The default for a server that holds sensitive data, that could be used to attack other systems, or that is actively sending outbound traffic to unknown destinations, is network isolation rather than shutdown. Network isolation preserves the system state for investigation while stopping the most immediate harm. Shutdown is a last resort.

The default for a server whose compromise is only beginning to be suspected, with no active outbound traffic and no immediate risk to other systems, is to observe and gather information first.

The reboot trap

Rebooting clears running processes, open connections, and memory. An attacker who has established persistence through a cron job or modified binary survives the reboot; the evidence of how they got in does not.

Attempting to clean up before the investigation is complete destroys evidence and frequently does not remove the threat. A compromised server may have multiple persistence mechanisms; removing the visible one leaves the others intact and now unknown.

The tools on a compromised server are not reliable. ps, ls, netstat, and similar commands may have been replaced by the attacker to hide processes and files. Output from a potentially compromised system is evidence, but not necessarily accurate evidence.

Immediate priorities

Take a snapshot or disk image if the infrastructure allows it. Cloud environments make this straightforward. On bare metal, at minimum document the running process list (ps aux), active connections (ss -tulnp), and recent auth log entries before anything else changes.

Rotate credentials. Change passwords and rotate SSH keys for any account that had access to the compromised server. If those credentials were reused elsewhere, rotate them there too. This is the step that limits how far the damage spreads if credentials have already been extracted.

Check lateral reach. What other systems did this server have credentials for? What databases could it reach? What API keys were stored on it? The compromised server is rarely the end of the attacker’s intended path.

Preserve logs. If logs have not been forwarded off the server, copy them to external storage before they are overwritten or the server is taken offline.

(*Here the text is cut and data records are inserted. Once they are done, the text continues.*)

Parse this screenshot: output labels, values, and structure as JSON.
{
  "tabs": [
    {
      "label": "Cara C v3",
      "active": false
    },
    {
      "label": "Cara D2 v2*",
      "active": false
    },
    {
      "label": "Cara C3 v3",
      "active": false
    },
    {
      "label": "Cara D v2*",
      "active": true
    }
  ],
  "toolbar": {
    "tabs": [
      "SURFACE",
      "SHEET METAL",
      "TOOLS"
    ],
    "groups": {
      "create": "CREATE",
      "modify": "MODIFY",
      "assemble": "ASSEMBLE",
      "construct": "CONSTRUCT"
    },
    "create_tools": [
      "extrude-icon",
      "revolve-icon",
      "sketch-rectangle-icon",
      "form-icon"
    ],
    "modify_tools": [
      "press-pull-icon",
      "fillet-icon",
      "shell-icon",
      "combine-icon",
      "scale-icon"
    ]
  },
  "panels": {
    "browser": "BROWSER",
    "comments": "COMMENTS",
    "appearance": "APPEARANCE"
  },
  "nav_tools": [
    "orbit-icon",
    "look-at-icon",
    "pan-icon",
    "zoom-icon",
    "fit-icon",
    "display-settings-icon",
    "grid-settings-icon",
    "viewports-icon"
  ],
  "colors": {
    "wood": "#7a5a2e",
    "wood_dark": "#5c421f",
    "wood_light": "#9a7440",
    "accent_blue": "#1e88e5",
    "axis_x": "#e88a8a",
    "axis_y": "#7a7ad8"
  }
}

Documenting while it is happening

Notes taken during an incident are evidence. Memory under stress is not reliable; contemporaneous records are. Write down what is observed as it is observed: timestamps, commands run, what the output showed.

An incident that goes to law enforcement, insurance, or a regulatory body needs documentation. An incident that does not still benefits from a record that supports the post-incident review.

Recognising when to escalate

A small team without security expertise is at a disadvantage in incident response. The escalation decision is worth making in advance rather than during the incident.

Indicators that the situation warrants external help: evidence the attacker has reached multiple systems; data that may require breach notification under applicable law; an attack that appears targeted rather than opportunistic; uncertainty about whether the threat has been fully contained.

A rapid containment decision and a clean rebuild from known-good backups is sometimes the better outcome over an extended investigation attempting to determine the full scope of a sophisticated compromise. The judgment of when to give up on forensics and rebuild gets easier when backups are current and the rebuild process is understood before it is needed.